From the shame of being a hub of crime and drug abuse, this small village has come a long way to being proud. Today, Chakar, 60 km from Ludhiana, is known as the ‘first model village of Punjab’.
In June last, when Sangrur deputy commissioner Arshdeep Singh Thind visited Chakar, he had brought more than 35 village panchayats along, so that they could draw inspiration.
Thind wanted the panchayat team to see how Chakar was treating its sewerage water to water fields, and how its ponds had been turned into lakes for boating.
Thind also wanted the visitors to see how happy Chakar was — the village men and women content with the work opportunities, and the youths, earlier consumed by the demon of drug abuse, now sweating it out at the Sher-e-Punjab sports academy and the six village gyms, one for girls.
And discipline? Chakar panchayat has a uniform too — white ‘kurta pajama’ and maroon turbans for males and white Punjabi suit with maroon dupattas for women.
It was in February 2011 that Chakar took it upon itself to turn its fate around. An excited Major Singh, the village sarpanch, swells with pride as he shows around the under-construction panchayat house. He says it will have two suites where tourists can stay overnight, a dining mess and an “internet room”.
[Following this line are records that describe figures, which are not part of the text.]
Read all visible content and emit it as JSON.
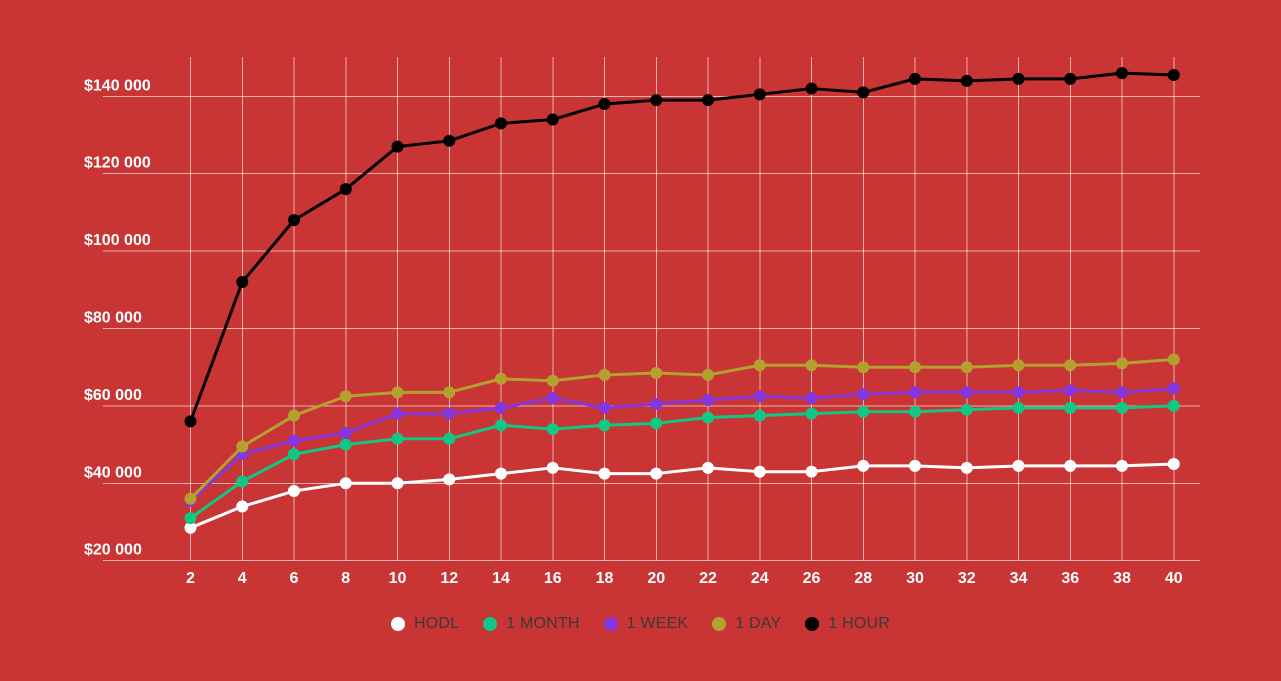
{
  "colors": {
    "background": "#C93434",
    "gridline": "rgba(255,255,255,0.62)",
    "tick_text": "#FFFFFF",
    "legend_text": "#3A3A3A"
  },
  "chart_data": {
    "type": "line",
    "title": "",
    "xlabel": "",
    "ylabel": "",
    "x": [
      2,
      4,
      6,
      8,
      10,
      12,
      14,
      16,
      18,
      20,
      22,
      24,
      26,
      28,
      30,
      32,
      34,
      36,
      38,
      40
    ],
    "xtick_labels": [
      "2",
      "4",
      "6",
      "8",
      "10",
      "12",
      "14",
      "16",
      "18",
      "20",
      "22",
      "24",
      "26",
      "28",
      "30",
      "32",
      "34",
      "36",
      "38",
      "40"
    ],
    "yticks": [
      20000,
      40000,
      60000,
      80000,
      100000,
      120000,
      140000
    ],
    "ytick_labels": [
      "$20 000",
      "$40 000",
      "$60 000",
      "$80 000",
      "$100 000",
      "$120 000",
      "$140 000"
    ],
    "ylim": [
      20000,
      150000
    ],
    "grid": true,
    "legend_position": "bottom",
    "series": [
      {
        "name": "HODL",
        "color": "#FFFFFF",
        "values": [
          28500,
          34000,
          38000,
          40000,
          40000,
          41000,
          42500,
          44000,
          42500,
          42500,
          44000,
          43000,
          43000,
          44500,
          44500,
          44000,
          44500,
          44500,
          44500,
          45000
        ]
      },
      {
        "name": "1 MONTH",
        "color": "#11C784",
        "values": [
          31000,
          40500,
          47500,
          50000,
          51500,
          51500,
          55000,
          54000,
          55000,
          55500,
          57000,
          57500,
          58000,
          58500,
          58500,
          59000,
          59500,
          59500,
          59500,
          60000
        ]
      },
      {
        "name": "1 WEEK",
        "color": "#8636DF",
        "values": [
          35500,
          47500,
          51000,
          53000,
          58000,
          58000,
          59500,
          62000,
          59500,
          60500,
          61500,
          62500,
          62000,
          63000,
          63500,
          63500,
          63500,
          64000,
          63500,
          64500
        ]
      },
      {
        "name": "1 DAY",
        "color": "#B4A02F",
        "values": [
          36000,
          49500,
          57500,
          62500,
          63500,
          63500,
          67000,
          66500,
          68000,
          68500,
          68000,
          70500,
          70500,
          70000,
          70000,
          70000,
          70500,
          70500,
          71000,
          72000
        ]
      },
      {
        "name": "1 HOUR",
        "color": "#000000",
        "values": [
          56000,
          92000,
          108000,
          116000,
          127000,
          128500,
          133000,
          134000,
          138000,
          139000,
          139000,
          140500,
          142000,
          141000,
          144500,
          144000,
          144500,
          144500,
          146000,
          145500
        ]
      }
    ]
  }
}
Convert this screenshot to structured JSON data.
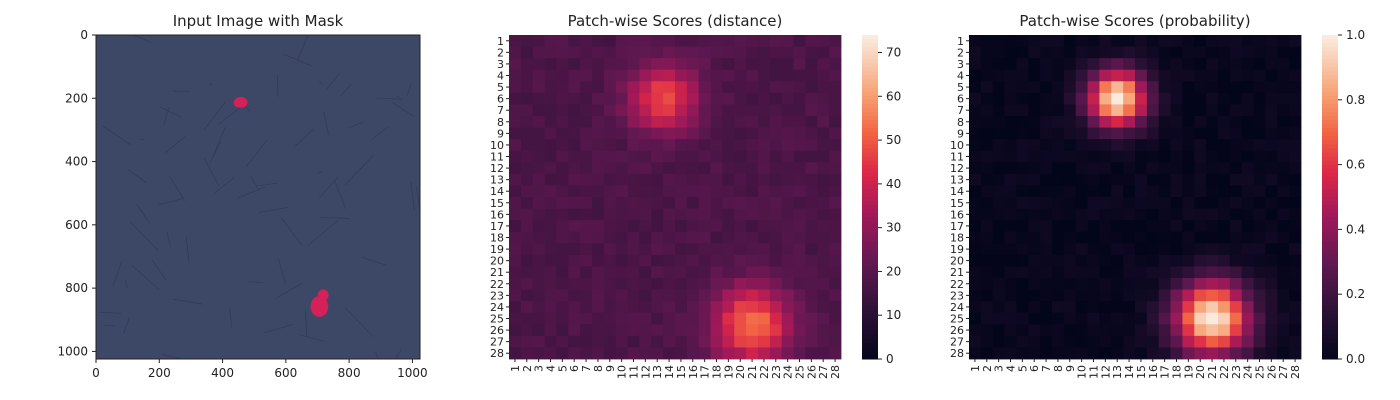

Also, the village’s recently constructed and renovated bus stands have separate waiting areas for men and women, besides toilets, something that was missing before. Major Singh also says to widen the streets and promote cycling, villagers have been told to remove all encroachments so that a separate cycling and pedestrian paths could be built.
The village also has a dedicated place where villagers throw their daily waste. The place is surrounded by walls where cow dung is dumped and later used by farmers as manure.
So much for greenery that Chakar claims to have planted more than 35,000, a third of them fruit-bearing.
‘Thanks to NRI brothers’
While Chakar panchayat members praise the villagers for their cooperation, the village is particularly grateful to its “NRI brothers”
“The NRI sons of the village converted our village to heaven... but despite spending so much money on the village they do not wish to come into limelight,” Major Singh says.
Nirmal Kingra, an NRI from Chakar who spends half of the year in the village to keep a tab on the construction work, says government funds account for only 2% of the total development cost. “That support also came after asking several times,” he says.
There are many who want the government to do more. “Sadly, the Punjab heritage and tourism promotion board has never made a single effort to popularise our village,” says Balwant Singh Sandhu, a professor, who has also penned a book on Chakar. Well, that’s a first too, perhaps.